De hecho, esta misma experiencia de encontrarse dislocada se universaliza: esta es la experiencia de todas las niñas que prendieron una Pentium IV, de quienes vivieron el medioevo o el cambio de siglo: “mi nombre no combinó nunca con los dos dígitos” — ¿No es la multi-nomia de la autora indicativo de esto, Liz Norton que es Maria Font que es Maria Claudia Torres es virtualmente cualquiera a partir de un fallo en el paso de la infancia a la adolescencia, los dos dígitos? Aquello superlativo, fuera de clase (el tercer sentido de diclassified), no es la infinidad sino el cero, un significante que flota a la espera de su actualización como clave de la lectura. Y así, la subjetividad que ocupa estas páginas no es una localizable en la persona factual de su autora sino en su experiencia universalizada.
En las ilustraciones, esto se realiza a través de cuerpos fragmentados que surgen de una mancha — ¿agua, oscuridad? ¿lágrimas, como en la última? — o desde más allá de la página, pero cuya apariencia remite a una intimidad exteriorizada — en la penúltima un juego casi masturbatorio entre los dedos que entran en la mancha de tinta/lago/sustancia acuosa en que flota una iglesia.
A esta tensión en la terminología de Lacan se le llama extimar. Es decir, una intimidad relacionada con la experiencia común en vez de un juego narcisista que se sostenga sobre la propia biografía: lo éxtimo es aquello que es más central que la propia intimidad, pero cuya naturaleza es exterior — en este caso en la experiencia colectiva de la niña católica en un país latinoamericano.
Quizá aquello que hubiera hecho peligrosa a la información que ahora se encuentra desclasificada (diclassified en el primer sentido) es el gran secreto de la ausencia de secreto.
El Manual de Maria Font es descarnado, cierra con el imperativo sobre fondo negro: No canten victoria. De esa manera quedamos suspendidos en un perpetuo estado de batalla con el destino. Aquí no hay un secreto para la supervivencia, ni una moraleja inofensiva que pretenda que la desventura tiene algún tipo de significado profundo.

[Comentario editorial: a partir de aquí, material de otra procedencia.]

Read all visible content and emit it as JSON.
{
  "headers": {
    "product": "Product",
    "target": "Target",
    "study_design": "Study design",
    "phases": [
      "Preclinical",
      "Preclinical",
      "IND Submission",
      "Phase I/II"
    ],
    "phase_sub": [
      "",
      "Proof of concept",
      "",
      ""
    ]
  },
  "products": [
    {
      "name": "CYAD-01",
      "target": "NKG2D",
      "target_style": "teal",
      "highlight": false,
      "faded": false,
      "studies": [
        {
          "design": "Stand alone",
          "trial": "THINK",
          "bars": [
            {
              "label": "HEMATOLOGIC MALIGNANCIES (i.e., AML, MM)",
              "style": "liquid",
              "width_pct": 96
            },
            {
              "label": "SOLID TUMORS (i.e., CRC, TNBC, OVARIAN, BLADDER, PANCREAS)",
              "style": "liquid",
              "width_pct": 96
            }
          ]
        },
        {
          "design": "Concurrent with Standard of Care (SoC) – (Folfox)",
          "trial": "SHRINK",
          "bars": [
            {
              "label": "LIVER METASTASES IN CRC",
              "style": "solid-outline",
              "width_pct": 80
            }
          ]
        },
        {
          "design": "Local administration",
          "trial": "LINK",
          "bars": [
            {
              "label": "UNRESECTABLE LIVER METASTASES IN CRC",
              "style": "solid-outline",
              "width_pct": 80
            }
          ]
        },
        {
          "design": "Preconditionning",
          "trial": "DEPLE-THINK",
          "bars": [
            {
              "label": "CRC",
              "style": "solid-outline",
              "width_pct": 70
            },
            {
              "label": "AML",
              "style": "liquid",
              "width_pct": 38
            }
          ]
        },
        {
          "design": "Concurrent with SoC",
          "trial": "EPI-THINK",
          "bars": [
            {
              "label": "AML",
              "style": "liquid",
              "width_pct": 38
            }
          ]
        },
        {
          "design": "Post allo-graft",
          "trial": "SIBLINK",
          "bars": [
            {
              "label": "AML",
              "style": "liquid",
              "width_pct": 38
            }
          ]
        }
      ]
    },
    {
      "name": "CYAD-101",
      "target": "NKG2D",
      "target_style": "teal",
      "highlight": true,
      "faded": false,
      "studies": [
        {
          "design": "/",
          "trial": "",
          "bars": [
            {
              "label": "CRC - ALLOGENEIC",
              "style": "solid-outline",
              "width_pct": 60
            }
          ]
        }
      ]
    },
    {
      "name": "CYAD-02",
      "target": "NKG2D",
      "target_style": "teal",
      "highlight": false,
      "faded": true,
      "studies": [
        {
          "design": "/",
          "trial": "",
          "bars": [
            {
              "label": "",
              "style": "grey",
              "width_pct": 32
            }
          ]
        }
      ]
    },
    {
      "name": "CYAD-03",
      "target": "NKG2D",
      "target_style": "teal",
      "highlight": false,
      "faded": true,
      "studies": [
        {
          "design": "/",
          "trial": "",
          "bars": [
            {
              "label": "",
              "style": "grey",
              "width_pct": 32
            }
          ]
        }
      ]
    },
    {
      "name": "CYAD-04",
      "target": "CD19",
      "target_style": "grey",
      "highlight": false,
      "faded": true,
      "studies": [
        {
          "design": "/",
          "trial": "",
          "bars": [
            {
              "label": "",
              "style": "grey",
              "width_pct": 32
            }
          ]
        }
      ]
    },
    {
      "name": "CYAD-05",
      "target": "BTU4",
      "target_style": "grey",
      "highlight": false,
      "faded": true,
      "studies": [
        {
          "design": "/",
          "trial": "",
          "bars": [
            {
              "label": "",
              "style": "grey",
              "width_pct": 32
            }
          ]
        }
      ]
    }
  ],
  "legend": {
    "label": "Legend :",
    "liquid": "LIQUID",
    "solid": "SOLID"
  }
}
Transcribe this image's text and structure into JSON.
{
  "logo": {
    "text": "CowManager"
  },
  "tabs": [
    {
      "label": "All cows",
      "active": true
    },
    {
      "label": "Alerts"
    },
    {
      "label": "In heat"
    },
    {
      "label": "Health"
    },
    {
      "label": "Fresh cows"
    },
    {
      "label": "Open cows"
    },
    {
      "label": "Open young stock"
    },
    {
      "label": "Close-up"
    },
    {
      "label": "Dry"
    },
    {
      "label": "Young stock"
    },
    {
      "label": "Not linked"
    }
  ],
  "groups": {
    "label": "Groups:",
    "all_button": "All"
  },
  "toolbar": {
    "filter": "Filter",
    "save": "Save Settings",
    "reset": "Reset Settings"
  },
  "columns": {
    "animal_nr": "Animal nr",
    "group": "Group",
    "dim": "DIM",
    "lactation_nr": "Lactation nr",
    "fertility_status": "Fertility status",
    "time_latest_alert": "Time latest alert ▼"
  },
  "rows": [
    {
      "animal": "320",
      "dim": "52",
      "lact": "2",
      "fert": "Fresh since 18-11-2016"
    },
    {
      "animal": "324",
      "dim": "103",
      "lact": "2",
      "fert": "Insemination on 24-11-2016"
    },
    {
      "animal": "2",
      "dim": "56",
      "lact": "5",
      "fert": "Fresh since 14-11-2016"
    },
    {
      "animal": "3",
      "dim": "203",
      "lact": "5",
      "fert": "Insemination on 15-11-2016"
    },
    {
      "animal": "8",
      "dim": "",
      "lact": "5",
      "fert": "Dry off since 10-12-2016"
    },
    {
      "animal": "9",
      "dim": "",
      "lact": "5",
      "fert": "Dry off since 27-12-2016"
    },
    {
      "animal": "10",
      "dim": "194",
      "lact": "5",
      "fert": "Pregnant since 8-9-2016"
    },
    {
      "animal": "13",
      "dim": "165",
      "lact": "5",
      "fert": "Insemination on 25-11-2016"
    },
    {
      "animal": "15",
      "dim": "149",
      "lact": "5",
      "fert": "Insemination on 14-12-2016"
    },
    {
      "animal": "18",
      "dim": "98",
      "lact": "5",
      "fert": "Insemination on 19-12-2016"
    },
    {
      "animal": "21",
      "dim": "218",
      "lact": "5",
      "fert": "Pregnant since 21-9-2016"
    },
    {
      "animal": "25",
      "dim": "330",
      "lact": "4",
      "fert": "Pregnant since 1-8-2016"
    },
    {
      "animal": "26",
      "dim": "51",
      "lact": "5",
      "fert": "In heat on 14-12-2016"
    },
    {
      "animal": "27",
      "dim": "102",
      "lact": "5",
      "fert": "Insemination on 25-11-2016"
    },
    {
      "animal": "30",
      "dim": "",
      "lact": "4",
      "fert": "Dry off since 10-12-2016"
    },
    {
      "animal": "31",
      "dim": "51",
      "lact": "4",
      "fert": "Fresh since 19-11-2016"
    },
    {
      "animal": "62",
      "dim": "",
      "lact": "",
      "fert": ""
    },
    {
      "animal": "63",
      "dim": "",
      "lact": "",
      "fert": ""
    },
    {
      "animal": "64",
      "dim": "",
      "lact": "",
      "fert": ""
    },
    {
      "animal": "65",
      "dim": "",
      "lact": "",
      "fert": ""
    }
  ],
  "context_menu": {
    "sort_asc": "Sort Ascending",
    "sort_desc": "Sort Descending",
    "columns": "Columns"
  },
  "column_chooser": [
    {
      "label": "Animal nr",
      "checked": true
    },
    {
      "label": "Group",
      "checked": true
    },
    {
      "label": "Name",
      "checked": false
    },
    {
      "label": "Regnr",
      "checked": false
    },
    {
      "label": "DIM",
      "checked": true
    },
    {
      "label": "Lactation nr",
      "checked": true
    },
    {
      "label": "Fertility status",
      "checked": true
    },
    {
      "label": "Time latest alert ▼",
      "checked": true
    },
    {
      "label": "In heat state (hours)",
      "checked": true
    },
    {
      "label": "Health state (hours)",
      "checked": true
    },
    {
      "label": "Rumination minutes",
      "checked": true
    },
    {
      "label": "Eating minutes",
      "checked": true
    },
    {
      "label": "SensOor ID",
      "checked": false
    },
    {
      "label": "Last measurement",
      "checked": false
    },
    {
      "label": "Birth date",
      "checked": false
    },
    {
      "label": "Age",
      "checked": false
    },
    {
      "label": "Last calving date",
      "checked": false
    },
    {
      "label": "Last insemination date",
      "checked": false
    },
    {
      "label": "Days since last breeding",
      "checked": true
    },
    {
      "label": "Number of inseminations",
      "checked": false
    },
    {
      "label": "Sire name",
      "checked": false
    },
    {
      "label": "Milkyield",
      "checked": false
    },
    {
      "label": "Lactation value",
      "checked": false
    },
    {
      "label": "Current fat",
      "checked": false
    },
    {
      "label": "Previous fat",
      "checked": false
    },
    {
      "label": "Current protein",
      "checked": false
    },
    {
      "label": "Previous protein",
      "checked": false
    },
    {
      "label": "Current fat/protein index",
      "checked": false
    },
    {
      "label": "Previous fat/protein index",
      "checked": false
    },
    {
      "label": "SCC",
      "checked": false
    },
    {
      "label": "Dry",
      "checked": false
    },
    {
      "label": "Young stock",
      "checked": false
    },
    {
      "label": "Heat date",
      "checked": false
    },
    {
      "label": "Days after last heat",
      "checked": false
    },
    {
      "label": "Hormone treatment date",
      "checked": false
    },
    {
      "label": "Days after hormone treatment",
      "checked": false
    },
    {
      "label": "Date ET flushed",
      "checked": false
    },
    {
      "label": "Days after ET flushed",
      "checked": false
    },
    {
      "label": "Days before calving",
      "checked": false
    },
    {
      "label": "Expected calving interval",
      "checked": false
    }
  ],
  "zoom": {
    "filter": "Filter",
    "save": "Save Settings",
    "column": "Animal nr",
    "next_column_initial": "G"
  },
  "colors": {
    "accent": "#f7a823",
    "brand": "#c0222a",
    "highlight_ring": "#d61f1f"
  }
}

En todo caso, Manual de supervivencia para las hijas de los noventa podría ser entendido como un ejercicio de tecnología espiritual (en el sentido de técnica, práctica, aquello precisamente contenido en un manual). El término, ligeramente inspirado por Foucault, se utiliza en el campo de las religiones comparadas para describir las practicas enactadas por un individuo o comunidad como un vehículo de conexión/exploración de una experiencia del mundo particular. Es una alternativa académica a la noción de ritual, aunque designen cosas similares. Y, ¿no es eso precisamente lo que encontramos en este libro? ¿Un rito de exorcismo de la experiencia colectiva del fracaso?